Citroen Saxo i Peugeot 106 to były mechaniczne bliźniaki, miały dokładnie te same silniki i elementy zawieszenia – nawet drzwi w zwykłych wersjach były identyczne! Najważniejszy jest jednak fakt, że to właśnie te dwa autka miejskie były ostatnim bastionem prawdziwych hot-hatchy. Masa poniżej tony, bardzo mocny silnik i bodykit nie tylko agresywny ale bardzo kojarzący się z rajdami. Dodatkowo prowadzenie, które na krętej drodze potrafiło zrobić miazgę z o wiele mocniejszych samochodów i mamy samochody, które wręcz żyją pod palcami kierowcy.

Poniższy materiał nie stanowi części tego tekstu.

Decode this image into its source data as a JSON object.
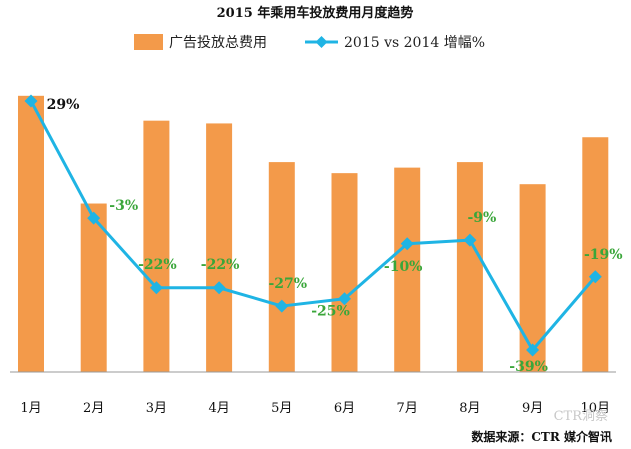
{
  "chart_data": {
    "type": "bar",
    "title": "2015 年乘用车投放费用月度趋势",
    "categories": [
      "1月",
      "2月",
      "3月",
      "4月",
      "5月",
      "6月",
      "7月",
      "8月",
      "9月",
      "10月"
    ],
    "series": [
      {
        "name": "广告投放总费用",
        "type": "bar",
        "color": "#f39a4a",
        "values": [
          100,
          61,
          91,
          90,
          76,
          72,
          74,
          76,
          68,
          85
        ]
      },
      {
        "name": "2015 vs 2014 增幅%",
        "type": "line",
        "color": "#1fb4e4",
        "values": [
          29,
          -3,
          -22,
          -22,
          -27,
          -25,
          -10,
          -9,
          -39,
          -19
        ],
        "labels": [
          "29%",
          "-3%",
          "-22%",
          "-22%",
          "-27%",
          "-25%",
          "-10%",
          "-9%",
          "-39%",
          "-19%"
        ]
      }
    ],
    "ylim_bar": [
      0,
      105
    ],
    "ylim_line": [
      -45,
      38
    ],
    "grid": false,
    "legend_position": "top"
  },
  "label_colors": {
    "positive": "#111111",
    "negative": "#3aa63a"
  },
  "source_text": "数据来源：CTR 媒介智讯",
  "watermark_text": "CTR洞察"
}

Szkoda tylko, że wszystkie te cechy okazały się przekleństwem tych małych autek, większość z nich skończyła jako amatorskie rajdówki, zajechana do ostatniego kawałka cienkiej blachy.
Dlatego teraz jest idealny moment, żeby poszukać zdrowego egzemplarza z silnikiem 1.6 i zostawić go w spokoju. Owszem, jeździć nim i cieszyć się każdym kilometrem, ale nie modyfikować, nie zwiększać mocy i nie wsadzać do środka klatki. Tych samochodzików już zaczyna na rynku brakować, szczególnie w seryjnym stanie, więc to tylko kwestia czasu zanim ich ceny wystrzelą w tempie rakiety kosmicznej. A zaufajcie mi, to się stanie – widzieliście ostatnio ceny Peugeota 205 GTi? No właśnie, a 106/Saxo to bardzo podobnie konstrukcyjnie samochody.
Cena: 20 – 60 000 PLN
Opel Omega B

Zawsze gdy widzę w internecie posty o Oplu Omedze to w komentarzach są głosy o tym jaka to szkoda, że Opel – ani żadna inna marka nie-premium – nie robi już dużych, wygodnych limuzyn lub kombi. Są tylko SUVy i SUVy, najlepiej w hybrydzie, które przez swoją dużą masę i zwiększony prześwit są niepotrzebnie sztywne i twarde.
Omega była właśnie taką limuzyną. Dużą, wygodną i niezbyt drogą, która w nosie miała sportowe wrażenia z jazdy, a tylny napęd to miała bardziej z przyzwyczajenia niż z potrzeby imponowania komukolwiek. Problem w tym, że pomimo swoich zalet ten samochód ma też wady – w tym jedną dziesiątkującą populacje tego modelu. Chodzi oczywiście o rdzę, która chrupie te samochody z zatrważającą prędkością. Póki jednak jakiekolwiek egzemplarze na rynku są – a już za chwile ich nie będzie – to należy korzystać i kupować. Zaufajcie mi, odpuścicie sobie kolejnego Merca czy Beemę, kupcie Opla i zobaczcie, że wcale nie trzeba mieć niewiadomo jakiego znaczka na masce, żeby czuć się jak król.
Cena: 3 – 30 000 PLN
Fiat Barchetta

Czy Fiat obecnie produkuje jakikolwiek kabriolet? Nie. Czy ktokolwiek oprócz Mazdy produkuje obecnie jakikolwiek niedrogi kabriolet? Również nie. W latach 90’ był jednak taki moment, w którym każdy producent zabijał się o klientów na samochód z otwartym dachem. Fiat dołączył do imprezy z charakterystycznym dla siebie opóźnieniem, kiedy MX-5 zdążyło już skutecznie zaorać rynek. Nie mniej jednak Barchetta miała swoje zalety – głównie chodzi oczywiście o styl, bo czegokolwiek by nie mówić, ale mała “Łódeczka” była zdecydowanie bardziej szykowna niż jej azjatycki konkurent. Owszem nie miała napędu na tylną oś, ale nie dla wszystkich sport i wrażenia z jazdy były decydującym czynnikiem. Niektórzy chcieli ładnego miejskiego autka, które pozwoli nacieszyć się słońcem. I do tego celu Barchetta sprawdzała się idealnie – i sprawdza się nadal, bo styl jest, Proszę Państwa, ponadczasowy.
Cena: 4 – 30 000 PLN
Czy którykolwiek z tych samochodów zdrożeje w 2025?
Zgaduję, że dowiemy się w przyszłym roku. Ale jeśli okażę się, że w którymkolwiek z tych przypadków miałem rację i cena chociaż jednego z wymienionych aut wystrzeli do góry, to nie chcę potem słyszeć, że nic nie mówiłem. Mówiłem – właśnie teraz. Więc jeśli poszukujecie wyjątkowego auta albo do kolekcji albo do jazdy na co dzień… Każdy z tych 20 samochodów sprawdzi się idealnie. A nawet jeśli przyjdzie Wam któregoś z nich sprzedać… to na pewno nie stracicie.